China’s currency push gains ground as Russia nears issuance of yuan bond



Russia is inching closer to its first yuan-denominated sovereign bond sale, aiding China’s push to raise the global standing of its currency.

Russia’s Finance Ministry will start taking orders on December 2 for the two-part, domestically traded notes. The borrower was expected to market the new debt with a targeted coupon of 6.25 to 6.5 per cent for a 3.2-year tranche, the Interfax news agency reported, adding that the coupon for a 7.5-year portion would be capped at 7.5 per cent.

Running a deficit but denied access to dollar and euro funding, Moscow has incentives to raise yuan debt as a surge in its trade surplus with China has left local exporters with a glut of the Chinese currency. The bond sale also marks a step forward in Beijing’s pursuit of a global currency more compatible with its economic and political influence.

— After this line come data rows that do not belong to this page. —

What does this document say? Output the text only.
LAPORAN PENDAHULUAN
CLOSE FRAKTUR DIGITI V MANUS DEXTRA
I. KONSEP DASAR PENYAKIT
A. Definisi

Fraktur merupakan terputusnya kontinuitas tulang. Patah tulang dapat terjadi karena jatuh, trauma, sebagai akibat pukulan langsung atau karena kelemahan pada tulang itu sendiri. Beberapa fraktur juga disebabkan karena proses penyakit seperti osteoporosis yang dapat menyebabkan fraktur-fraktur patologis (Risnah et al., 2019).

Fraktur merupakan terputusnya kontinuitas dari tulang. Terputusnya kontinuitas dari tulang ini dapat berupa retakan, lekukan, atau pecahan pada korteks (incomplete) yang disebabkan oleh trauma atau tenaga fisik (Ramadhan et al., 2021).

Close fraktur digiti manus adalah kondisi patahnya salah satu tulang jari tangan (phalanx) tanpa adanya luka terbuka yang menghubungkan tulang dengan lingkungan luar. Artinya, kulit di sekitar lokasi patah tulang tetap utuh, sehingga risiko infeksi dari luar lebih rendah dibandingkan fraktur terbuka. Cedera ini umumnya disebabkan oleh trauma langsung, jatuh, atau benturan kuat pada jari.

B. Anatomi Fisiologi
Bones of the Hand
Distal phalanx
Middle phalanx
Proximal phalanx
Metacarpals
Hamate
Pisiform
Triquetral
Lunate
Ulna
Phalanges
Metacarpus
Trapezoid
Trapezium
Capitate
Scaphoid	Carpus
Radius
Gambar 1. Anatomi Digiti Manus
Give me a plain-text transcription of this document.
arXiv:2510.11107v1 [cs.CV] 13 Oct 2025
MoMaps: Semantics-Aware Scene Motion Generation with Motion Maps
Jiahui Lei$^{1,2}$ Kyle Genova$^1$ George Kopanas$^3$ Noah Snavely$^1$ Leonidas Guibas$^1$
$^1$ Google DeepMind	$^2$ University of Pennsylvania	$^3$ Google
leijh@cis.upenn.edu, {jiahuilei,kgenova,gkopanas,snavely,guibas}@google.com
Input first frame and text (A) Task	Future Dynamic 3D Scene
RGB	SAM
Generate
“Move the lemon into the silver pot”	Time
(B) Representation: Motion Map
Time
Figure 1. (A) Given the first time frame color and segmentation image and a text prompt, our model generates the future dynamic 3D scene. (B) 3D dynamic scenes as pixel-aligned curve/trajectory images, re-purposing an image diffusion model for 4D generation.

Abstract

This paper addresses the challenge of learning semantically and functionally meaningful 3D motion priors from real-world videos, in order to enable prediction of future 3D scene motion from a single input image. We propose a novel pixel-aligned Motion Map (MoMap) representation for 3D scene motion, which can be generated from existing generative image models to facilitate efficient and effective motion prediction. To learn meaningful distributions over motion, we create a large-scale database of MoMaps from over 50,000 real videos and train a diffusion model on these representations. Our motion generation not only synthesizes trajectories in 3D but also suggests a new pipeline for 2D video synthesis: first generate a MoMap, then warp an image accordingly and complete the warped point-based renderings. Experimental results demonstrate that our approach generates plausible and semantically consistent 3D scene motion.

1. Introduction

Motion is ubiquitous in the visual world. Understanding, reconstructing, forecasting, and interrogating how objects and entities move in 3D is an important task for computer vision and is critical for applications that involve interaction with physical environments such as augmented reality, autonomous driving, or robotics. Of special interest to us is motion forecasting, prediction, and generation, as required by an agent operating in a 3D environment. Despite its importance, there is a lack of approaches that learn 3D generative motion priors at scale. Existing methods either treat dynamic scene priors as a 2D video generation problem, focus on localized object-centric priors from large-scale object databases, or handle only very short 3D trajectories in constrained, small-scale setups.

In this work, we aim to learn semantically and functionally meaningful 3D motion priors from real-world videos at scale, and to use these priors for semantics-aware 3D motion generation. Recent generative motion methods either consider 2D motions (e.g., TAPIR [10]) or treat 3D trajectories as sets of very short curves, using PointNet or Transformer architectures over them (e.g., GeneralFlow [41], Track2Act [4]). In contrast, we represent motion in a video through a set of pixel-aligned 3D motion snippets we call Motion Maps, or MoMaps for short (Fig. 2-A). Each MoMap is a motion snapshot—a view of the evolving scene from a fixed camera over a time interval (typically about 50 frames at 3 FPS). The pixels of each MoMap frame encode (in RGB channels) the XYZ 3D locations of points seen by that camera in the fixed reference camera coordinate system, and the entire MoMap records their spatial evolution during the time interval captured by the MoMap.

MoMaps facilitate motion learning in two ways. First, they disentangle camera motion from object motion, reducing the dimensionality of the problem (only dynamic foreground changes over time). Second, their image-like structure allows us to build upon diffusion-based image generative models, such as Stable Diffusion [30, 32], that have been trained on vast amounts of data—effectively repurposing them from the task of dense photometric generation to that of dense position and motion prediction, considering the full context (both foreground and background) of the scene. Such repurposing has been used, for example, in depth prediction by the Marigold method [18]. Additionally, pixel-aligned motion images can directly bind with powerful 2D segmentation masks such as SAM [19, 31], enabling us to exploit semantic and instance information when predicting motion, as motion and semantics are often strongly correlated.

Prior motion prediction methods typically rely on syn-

“This move is an important demonstration of localised application of yuan internationalisation and is a key indicator of the evolving global financial landscape,” said Helena Fang, an analyst at China Chengxin International Credit Rating. “From a long-term perspective, Russia’s issuance of yuan sovereign bonds drives a structural shift in the de-dollarisation trend.”

Russia’s idea of selling domestic sovereign debt in yuan dates from 2015, the year after its annexation of Crimea triggered sanctions that locked some local firms out of global capital markets. The war in Ukraine since 2022 has further isolated Moscow internationally, leaving China as one of its few economic and financial lifelines.

China’s trade deficit with Russia climbed to US$19 billion in the first 10 months of this year, the highest for the period since 2022, Chinese customs figures showed. While Chinese purchases of Russian energy products remained steady, higher tariffs this year caused a slump in auto imports from China.